About

History

P3 art and environment began its history when urban and regional planner Takashi Serizawa was invited to participate in a project to build a new temple for Tochoji Zen temple in Yotsuya, Tokyo, commemorating its four hundred year anniversary. Serizawa designed an auditorium in the basement of the temple, and suggested a plan to explore cultural activities, mainly in the area of contemporary art. Responding to that suggestion, Tochoji established an institute, P3 Alternative Museum Tokyo, as a cultural part of the religious organization, to plan and execute exhibitions. We began to have exhibitions in P3, in the auditorium of Tochoji Temple, in April 1989.

In February 1991, after having several exhibitions, we had Cai Guo Quiang's Primeval Fireball: Project for Projects, and changed the name of our group from P3 Alternative Museum to P3 art and environment. "Alternative museum" did not really describe all of our activities, involving art, environment, and related issues. The conventional sense of "museum" did not correspond to our real activities.

Since then, P3 art and environment has conducted or hosted forty contemporary art exhibitions and seventy lectures and workshops. However, as our activities became more diversified, and the use of the auditorium became limited due to Tochoji Temple's expansion of their religious activities, we changed our organizational form. In December 1995, P3 art and environment became an independent entity from Tochoji Temple. As a part of P3 art and environment, we established P3 Management Ltd. and became a corporate body. Our last exhibition at Tochoji auditorium was Cine Nomad's Three Windows. From that exhibition to the present, we have been exploring various forms of projects in different sites.

Activity

The activity theme of P3 art and environment can be described in two words: "mind and landscape." This indicates a dynamic interactive formative process between people and the environment, as well as people and society. The spirit of time, renewed by continuous interaction between people and the surrounding environment, is revealed by excellent artists. P3 believes in the possibilities to be found in art and presents what is created through collaboration with artists.
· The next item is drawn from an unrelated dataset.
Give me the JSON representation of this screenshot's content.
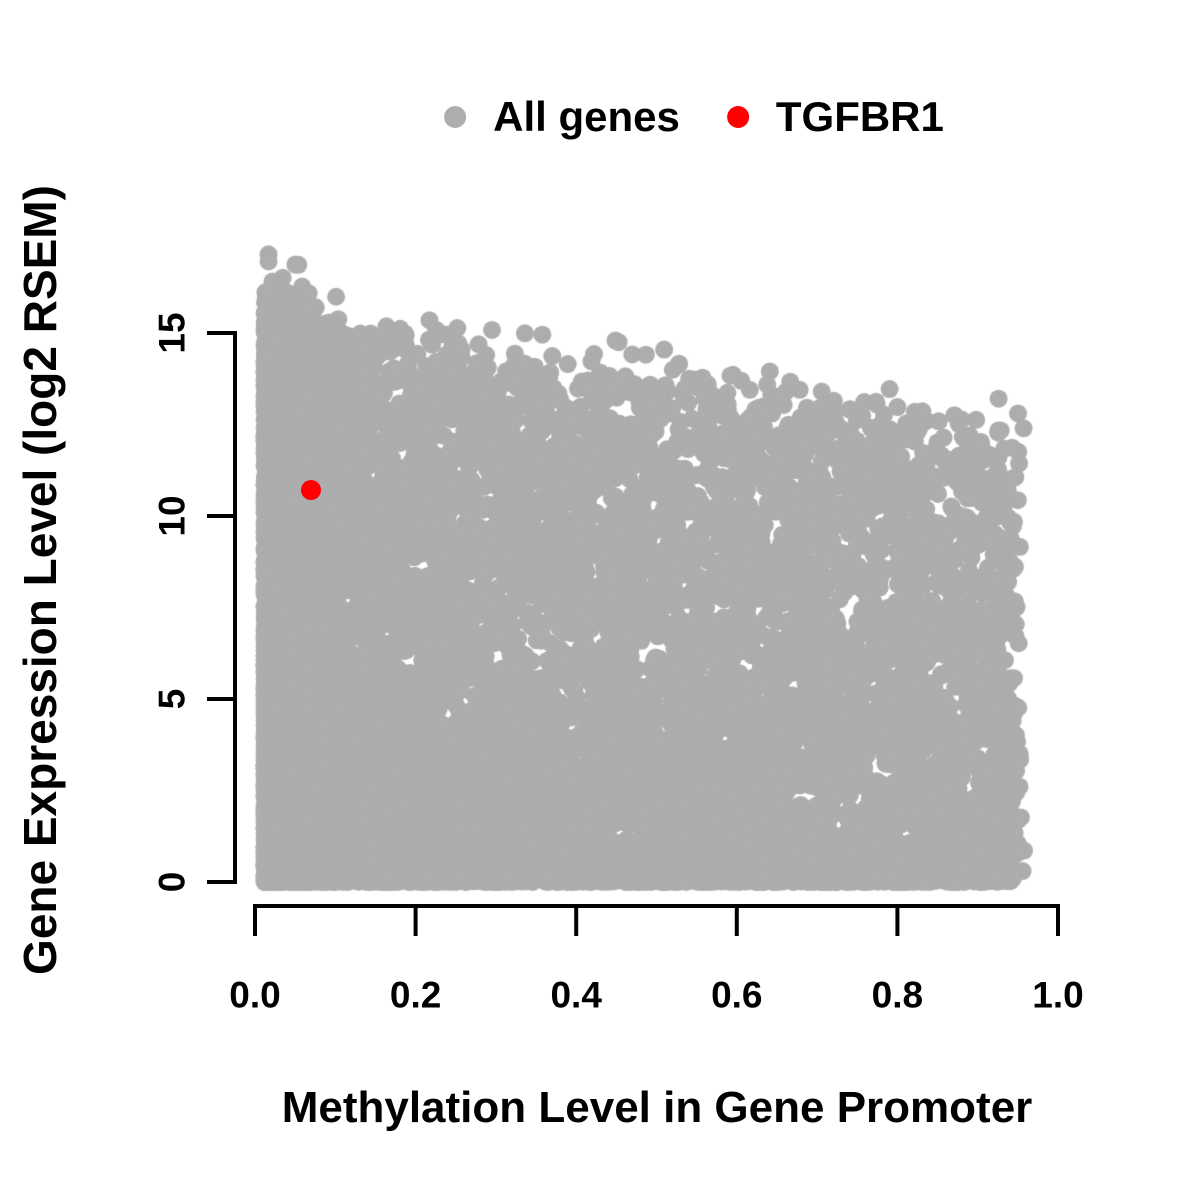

Not limiting itself to related genres, P3 presents different works in various fields in different appropriate forms such as: exhibition, publication, digital contents, research and study, and regional planning.

Takashi Serizawa

Born 1951 in Tokyo. After graduating from the Mathematics Course at the Faculty of Science, Kobe University, and the Architecture and Building Science Course at the College of Engineering, Yokohama National University, he joined Regional Planning Team Assoc., Inc., where he was engaged in studies and projects related to ecological planning. His involvement in a project to build a new temple for the Tochoji zen temple in Yotsuya, Tokyo, inspired him to establish P3 Alternative Museum Tokyo (today “P3 art and environment”) in 1989. Initially based in a lecture hall in the basement of the Tochoji temple, since 1999 P3 has been involved with a variety of art and environment-related projects on an international scale, without having a fixed site itself. Serizawa served as general director for the Tokachi International Contemporary Art Exhibition “Demeter” (2002), secretary general for the Asahi Art Festival (2002-2016), curator for the Yokohama Triennale 2005, general director for the Beppu Contemporary Art Festival “Mixed Bathing World” (2009, 2012, 2015), director for the Saitama Triennale 2016, and supervisor for Saitama Triennale 2020. Between 2012 and 2021, he headed the Design and Creative Center Kobe (KIITO).

Publications include This Nomadic Planet (Iwanami Shoten), A View from the Moon (Mainichi Newspapers), Beppu (ABI+P3), and Spaceship of Words as Media (ABI+P3、co-authored with Chihiro Minato). Among others, Serizawa translated Buckminster Fuller’s Operating Manual for Spaceship Earth (Chikumashobo), Erich Jantsch’s The Self-Organizing Universe: Scientific and Human Implications of the Emerging Paradigm of Evolution (Kousakusha, co-translated with Mie Uchida), and Peter Matthiessen’s The Snow Leopard (Hayakawa Publishing) into Japanese.